Poema: O TEATRO, CASA DOS SONHOS
Bertold Brecht
Muitos veem o teatro como casa
De produção de sonhos. Vocês atores
são vistos
Como vendedores de drogas. Em
seus locais escurecidos
As pessoas se transformam em
reis e realizam
Atos heroicos sem perigo.
Tomado de entusiasmo
Consigo mesmo ou de compaixão
por si mesmo
Fica-se sentado, em feliz
distração esquecendo
As dificuldades do dia a dia –
um fugitivo.
Todo tipo de fábula preparam
com mãos hábeis, de modo a
Mexer com nossas emoções. Para
isso utilizam
Acontecimentos do mundo real.
Sem dúvida, alguém
Que aí chegasse de repente, o
barulho do tráfico ainda nos ouvidos
E ainda sóbrio, mal
reconheceria sobre essas tábuas
O mundo que acabou de deixar.
E também
Saindo por fim desses locais,
Novamente o homem pequeno, não
mais o rei
Deslocado na vida real.
Muitos, é verdade
Veem essa atividade como
inocente.
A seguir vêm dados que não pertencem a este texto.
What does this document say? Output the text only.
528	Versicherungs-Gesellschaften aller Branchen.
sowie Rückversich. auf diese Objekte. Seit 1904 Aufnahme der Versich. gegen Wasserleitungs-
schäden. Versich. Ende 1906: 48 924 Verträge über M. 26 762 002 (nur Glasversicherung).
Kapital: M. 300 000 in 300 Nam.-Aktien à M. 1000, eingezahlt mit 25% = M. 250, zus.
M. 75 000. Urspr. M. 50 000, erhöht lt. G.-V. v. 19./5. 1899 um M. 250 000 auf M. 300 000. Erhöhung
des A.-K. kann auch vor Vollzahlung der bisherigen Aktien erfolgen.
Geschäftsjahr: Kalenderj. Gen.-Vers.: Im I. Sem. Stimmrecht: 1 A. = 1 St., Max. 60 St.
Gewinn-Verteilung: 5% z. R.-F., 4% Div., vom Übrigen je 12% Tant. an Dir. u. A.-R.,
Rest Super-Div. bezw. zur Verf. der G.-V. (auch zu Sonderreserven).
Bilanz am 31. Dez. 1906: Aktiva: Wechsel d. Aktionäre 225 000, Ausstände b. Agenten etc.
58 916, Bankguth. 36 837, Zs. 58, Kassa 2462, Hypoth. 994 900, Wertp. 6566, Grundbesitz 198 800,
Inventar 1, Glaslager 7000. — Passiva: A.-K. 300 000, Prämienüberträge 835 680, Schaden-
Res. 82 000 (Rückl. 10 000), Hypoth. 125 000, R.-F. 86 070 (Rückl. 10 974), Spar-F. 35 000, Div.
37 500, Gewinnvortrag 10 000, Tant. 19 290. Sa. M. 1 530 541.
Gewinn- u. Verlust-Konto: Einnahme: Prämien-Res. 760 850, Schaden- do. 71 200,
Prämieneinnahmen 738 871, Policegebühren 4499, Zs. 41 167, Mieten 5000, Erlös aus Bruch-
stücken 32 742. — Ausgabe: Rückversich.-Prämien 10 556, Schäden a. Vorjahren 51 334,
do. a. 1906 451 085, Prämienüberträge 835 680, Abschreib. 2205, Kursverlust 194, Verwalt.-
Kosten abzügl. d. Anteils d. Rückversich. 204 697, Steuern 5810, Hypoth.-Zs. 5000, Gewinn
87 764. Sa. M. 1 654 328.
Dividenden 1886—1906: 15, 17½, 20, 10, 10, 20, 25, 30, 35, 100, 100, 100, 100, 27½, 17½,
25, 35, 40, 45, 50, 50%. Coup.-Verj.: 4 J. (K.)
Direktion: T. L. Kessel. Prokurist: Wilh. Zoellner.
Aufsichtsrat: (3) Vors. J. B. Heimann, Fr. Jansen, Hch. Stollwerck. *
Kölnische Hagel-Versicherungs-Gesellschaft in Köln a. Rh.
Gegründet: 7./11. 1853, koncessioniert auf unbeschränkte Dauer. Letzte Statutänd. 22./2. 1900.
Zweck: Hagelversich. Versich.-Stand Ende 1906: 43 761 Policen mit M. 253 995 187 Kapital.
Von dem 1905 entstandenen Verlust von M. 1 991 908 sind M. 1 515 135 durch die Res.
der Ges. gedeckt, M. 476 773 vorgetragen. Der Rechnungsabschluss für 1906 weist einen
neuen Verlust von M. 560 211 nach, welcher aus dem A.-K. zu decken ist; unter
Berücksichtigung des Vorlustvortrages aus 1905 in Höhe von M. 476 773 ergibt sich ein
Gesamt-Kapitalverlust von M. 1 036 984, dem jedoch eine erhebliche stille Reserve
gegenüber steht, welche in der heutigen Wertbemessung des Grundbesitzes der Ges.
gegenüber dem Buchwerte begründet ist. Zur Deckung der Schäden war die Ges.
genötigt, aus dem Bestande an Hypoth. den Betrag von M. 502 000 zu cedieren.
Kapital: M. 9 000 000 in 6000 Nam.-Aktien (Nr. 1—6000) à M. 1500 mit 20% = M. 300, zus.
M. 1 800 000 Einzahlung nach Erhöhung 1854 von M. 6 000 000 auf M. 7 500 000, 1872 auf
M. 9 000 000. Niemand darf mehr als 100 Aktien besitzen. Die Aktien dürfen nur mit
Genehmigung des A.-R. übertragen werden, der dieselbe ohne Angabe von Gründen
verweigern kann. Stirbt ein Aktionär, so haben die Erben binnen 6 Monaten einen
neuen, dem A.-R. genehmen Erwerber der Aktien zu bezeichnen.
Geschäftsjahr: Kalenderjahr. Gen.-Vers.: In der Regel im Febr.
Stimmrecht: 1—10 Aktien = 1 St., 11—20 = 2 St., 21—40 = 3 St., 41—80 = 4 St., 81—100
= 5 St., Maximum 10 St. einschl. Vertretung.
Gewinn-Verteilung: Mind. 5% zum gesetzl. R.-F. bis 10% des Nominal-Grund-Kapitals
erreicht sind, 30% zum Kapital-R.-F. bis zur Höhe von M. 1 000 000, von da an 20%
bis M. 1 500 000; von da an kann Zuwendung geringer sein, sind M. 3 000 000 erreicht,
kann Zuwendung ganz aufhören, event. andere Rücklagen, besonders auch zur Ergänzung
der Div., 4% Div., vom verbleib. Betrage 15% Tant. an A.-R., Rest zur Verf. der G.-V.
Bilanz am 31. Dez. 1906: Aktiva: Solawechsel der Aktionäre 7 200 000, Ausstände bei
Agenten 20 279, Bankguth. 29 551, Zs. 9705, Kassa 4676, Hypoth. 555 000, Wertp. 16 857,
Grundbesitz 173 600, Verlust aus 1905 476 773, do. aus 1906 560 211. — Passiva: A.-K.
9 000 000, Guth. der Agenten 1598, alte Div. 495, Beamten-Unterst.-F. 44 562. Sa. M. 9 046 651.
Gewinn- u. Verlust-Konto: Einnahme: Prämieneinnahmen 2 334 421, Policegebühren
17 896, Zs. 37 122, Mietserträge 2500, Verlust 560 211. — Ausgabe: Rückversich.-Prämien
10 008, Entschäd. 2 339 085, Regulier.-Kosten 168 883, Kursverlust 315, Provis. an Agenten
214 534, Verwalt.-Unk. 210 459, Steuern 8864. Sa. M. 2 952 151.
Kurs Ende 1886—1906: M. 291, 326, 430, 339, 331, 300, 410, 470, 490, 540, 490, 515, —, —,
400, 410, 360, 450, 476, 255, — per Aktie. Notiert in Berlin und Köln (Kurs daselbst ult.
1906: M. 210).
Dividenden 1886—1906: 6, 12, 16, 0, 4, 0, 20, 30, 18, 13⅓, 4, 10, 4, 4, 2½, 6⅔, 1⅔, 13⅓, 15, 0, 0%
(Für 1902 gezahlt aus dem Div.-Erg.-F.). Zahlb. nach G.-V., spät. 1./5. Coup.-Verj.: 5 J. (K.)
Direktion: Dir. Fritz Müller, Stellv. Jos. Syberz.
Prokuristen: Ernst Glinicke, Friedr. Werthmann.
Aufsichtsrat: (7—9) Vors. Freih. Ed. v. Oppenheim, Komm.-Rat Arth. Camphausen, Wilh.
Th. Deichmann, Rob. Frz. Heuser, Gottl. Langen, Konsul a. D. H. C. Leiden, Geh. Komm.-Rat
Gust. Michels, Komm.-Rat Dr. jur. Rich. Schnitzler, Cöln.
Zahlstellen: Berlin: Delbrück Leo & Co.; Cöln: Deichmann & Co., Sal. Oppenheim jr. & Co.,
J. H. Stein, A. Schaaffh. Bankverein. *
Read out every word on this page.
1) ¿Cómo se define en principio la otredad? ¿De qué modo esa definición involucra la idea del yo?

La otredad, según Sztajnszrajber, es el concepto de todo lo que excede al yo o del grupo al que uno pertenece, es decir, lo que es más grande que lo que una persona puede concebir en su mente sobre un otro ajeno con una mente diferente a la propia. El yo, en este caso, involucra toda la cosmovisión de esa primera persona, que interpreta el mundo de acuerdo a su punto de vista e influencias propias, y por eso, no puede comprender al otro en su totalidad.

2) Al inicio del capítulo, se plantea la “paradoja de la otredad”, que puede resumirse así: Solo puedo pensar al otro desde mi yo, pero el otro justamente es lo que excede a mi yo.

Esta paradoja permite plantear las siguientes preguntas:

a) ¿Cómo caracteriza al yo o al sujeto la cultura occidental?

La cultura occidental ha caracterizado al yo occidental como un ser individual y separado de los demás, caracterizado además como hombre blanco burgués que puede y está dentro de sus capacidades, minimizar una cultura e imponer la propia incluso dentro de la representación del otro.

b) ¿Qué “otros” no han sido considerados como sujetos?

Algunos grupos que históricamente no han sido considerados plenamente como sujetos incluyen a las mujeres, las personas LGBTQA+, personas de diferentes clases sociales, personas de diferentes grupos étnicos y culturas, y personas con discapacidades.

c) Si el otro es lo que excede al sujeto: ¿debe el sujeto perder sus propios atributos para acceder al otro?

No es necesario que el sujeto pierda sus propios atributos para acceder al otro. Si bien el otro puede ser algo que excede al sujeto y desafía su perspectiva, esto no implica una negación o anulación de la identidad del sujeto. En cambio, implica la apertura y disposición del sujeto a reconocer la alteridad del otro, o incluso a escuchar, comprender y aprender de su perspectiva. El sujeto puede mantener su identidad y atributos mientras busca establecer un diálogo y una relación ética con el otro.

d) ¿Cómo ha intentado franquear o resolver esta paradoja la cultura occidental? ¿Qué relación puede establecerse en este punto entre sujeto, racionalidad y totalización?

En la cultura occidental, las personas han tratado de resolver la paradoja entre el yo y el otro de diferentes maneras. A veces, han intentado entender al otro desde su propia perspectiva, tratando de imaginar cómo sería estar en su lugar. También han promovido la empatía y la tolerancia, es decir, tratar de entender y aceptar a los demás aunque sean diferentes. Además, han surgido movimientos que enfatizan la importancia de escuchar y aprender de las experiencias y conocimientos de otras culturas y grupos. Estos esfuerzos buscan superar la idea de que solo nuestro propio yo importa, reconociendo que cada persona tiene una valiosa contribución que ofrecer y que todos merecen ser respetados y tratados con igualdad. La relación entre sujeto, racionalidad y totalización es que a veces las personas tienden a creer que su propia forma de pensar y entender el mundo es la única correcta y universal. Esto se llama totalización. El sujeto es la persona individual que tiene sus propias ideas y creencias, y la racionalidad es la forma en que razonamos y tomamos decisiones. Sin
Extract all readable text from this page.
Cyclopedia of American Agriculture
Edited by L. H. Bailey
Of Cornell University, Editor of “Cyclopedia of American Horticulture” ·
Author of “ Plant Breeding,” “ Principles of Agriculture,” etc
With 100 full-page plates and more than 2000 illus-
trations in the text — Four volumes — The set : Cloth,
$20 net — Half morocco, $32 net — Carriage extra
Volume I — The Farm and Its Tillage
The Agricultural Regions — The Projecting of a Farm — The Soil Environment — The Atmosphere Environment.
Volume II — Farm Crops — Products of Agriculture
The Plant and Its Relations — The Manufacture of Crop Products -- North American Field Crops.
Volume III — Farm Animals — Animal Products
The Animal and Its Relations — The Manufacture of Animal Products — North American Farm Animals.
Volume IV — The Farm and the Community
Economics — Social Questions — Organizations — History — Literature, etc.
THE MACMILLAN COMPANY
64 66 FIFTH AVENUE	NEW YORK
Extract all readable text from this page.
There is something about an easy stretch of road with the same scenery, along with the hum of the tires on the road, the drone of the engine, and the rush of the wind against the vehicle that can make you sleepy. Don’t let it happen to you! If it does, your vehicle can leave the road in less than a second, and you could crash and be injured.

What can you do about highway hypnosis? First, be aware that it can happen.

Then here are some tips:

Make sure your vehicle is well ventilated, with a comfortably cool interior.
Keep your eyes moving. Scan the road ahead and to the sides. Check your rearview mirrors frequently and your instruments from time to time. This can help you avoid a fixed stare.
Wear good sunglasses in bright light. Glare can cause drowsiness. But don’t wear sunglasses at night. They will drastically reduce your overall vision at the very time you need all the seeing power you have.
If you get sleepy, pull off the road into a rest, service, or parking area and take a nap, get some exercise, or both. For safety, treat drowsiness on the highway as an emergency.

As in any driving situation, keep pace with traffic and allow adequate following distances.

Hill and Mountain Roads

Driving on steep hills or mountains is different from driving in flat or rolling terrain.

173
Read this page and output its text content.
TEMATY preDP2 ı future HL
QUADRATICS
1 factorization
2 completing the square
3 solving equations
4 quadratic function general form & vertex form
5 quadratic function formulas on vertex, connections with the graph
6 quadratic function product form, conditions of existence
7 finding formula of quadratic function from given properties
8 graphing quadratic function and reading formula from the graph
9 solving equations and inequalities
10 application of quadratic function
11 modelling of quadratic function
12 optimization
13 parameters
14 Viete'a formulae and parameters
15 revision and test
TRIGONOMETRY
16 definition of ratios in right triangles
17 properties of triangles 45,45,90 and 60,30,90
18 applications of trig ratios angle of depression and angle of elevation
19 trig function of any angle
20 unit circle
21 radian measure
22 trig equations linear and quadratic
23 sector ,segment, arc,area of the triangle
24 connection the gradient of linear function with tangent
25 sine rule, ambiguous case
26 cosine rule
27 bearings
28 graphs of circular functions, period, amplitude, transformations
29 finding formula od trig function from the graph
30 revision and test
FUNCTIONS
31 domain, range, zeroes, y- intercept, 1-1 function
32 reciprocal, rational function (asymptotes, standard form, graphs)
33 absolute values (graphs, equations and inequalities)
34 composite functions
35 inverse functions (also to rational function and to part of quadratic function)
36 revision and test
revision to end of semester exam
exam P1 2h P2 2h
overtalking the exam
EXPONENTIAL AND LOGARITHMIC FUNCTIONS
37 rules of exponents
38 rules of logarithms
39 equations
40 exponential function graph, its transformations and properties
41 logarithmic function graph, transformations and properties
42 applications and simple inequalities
Na mesquinhez
E uniformidade de nossas
vidas, dizem, sonhos
São bem-vindos. Como suportar
A vida mesquinha e uniforme, e
a renunciar
Por si mesmo. Mas vocês
Mostram um falso mundo,
descuidadamente juntado
Tal como os sonhos o mostram,
transformado por desejos
Ou desfigurado por medos,
tristes
Enganadores.
BRECHT, Bertolt. Poemas
1913-1956. 5. ed. São Paulo: Ed. 34, 2000.
Fonte: Arte em
Interação – Hugo B. Bozzano; Perla Frenda; Tatiane Cristina Gusmão – volume
único – Ensino médio – IBEP – 1ª edição – São Paulo, 2013. p. 255-256.
Entendendo o poema:
01 – Qual a principal crítica
que Brecht faz à percepção comum do teatro como uma "casa de produção de
sonhos"?
Brecht critica
fundamentalmente a visão do teatro como um refúgio escapista, uma "casa de
produção de sonhos", onde o público se transforma em "reis" e
esquece as "dificuldades do dia a dia". Ele descreve os atores como
"vendedores de drogas", sugerindo que a arte teatral, nesse modelo,
atua como um narcótico que aliena o espectador da realidade. A crítica reside
no fato de que, ao se entregar a essa "feliz distração", o indivíduo
se torna um "fugitivo" que, ao sair do teatro, volta a ser o
"homem pequeno, não mais o rei / Deslocado na vida real". Para
Brecht, essa forma de teatro oferece um "falso mundo, descuidadamente
juntado", que, como os sonhos, é "transformado por desejos / Ou desfigurado
por medos", resultando em uma experiência ilusória e, em última instância,
enganadora.
02 – De que forma o poema
contrasta a experiência do público dentro e fora do teatro?
O poema de Brecht
estabelece um contraste marcante entre a experiência do público dentro e fora
do teatro. Dentro dos "locais escurecidos", as pessoas se
transformam, tornam-se "reis" e realizam "atos heroicos sem
perigo", sentindo entusiasmo ou compaixão por si mesmas em uma "feliz
distração". É um mundo de fábula onde as emoções são manipuladas e a
realidade cotidiana é esquecida. No entanto, o poema enfatiza a abrupta
transição ao sair desses locais: "Saindo por fim desses locais, /
Novamente o homem pequeno, não mais o rei / Deslocado na vida real." Essa
antítese ressalta a artificialidade da experiência teatral criticada por
Brecht, onde a euforia e o escapismo são temporários, e a volta à vida
"mesquinha e uniforme" é inevitável e, por vezes, mais dolorosa
devido ao contraste.
03 – O que Brecht quer dizer
ao afirmar que o teatro utiliza "acontecimentos do mundo real" para
"mexer com nossas emoções" e qual é a sua ressalva a isso?
Brecht reconhece
que o teatro, mesmo em sua forma criticada, utiliza "acontecimentos do
mundo real" para "mexer com nossas emoções". Isso significa que
as histórias e situações encenadas têm suas raízes na vida cotidiana e nas
experiências humanas, servindo como base para as narrativas dramáticas. No
entanto, sua ressalva reside no modo como esses acontecimentos são apresentados
e percebidos. Ele aponta que, para o espectador ainda "sóbrio" e com
"o barulho do tráfico ainda nos ouvidos", seria difícil reconhecer
nessas "tábuas" (o palco) o mundo que acabou de deixar. A crítica não
está no uso da realidade em si, mas na sua transformação e distorção para fins
de entretenimento e escapismo, onde o mundo real é "descuidadamente
juntado" e "transformado por desejos / Ou desfigurado por
medos", perdendo sua capacidade de provocar reflexão crítica e ação.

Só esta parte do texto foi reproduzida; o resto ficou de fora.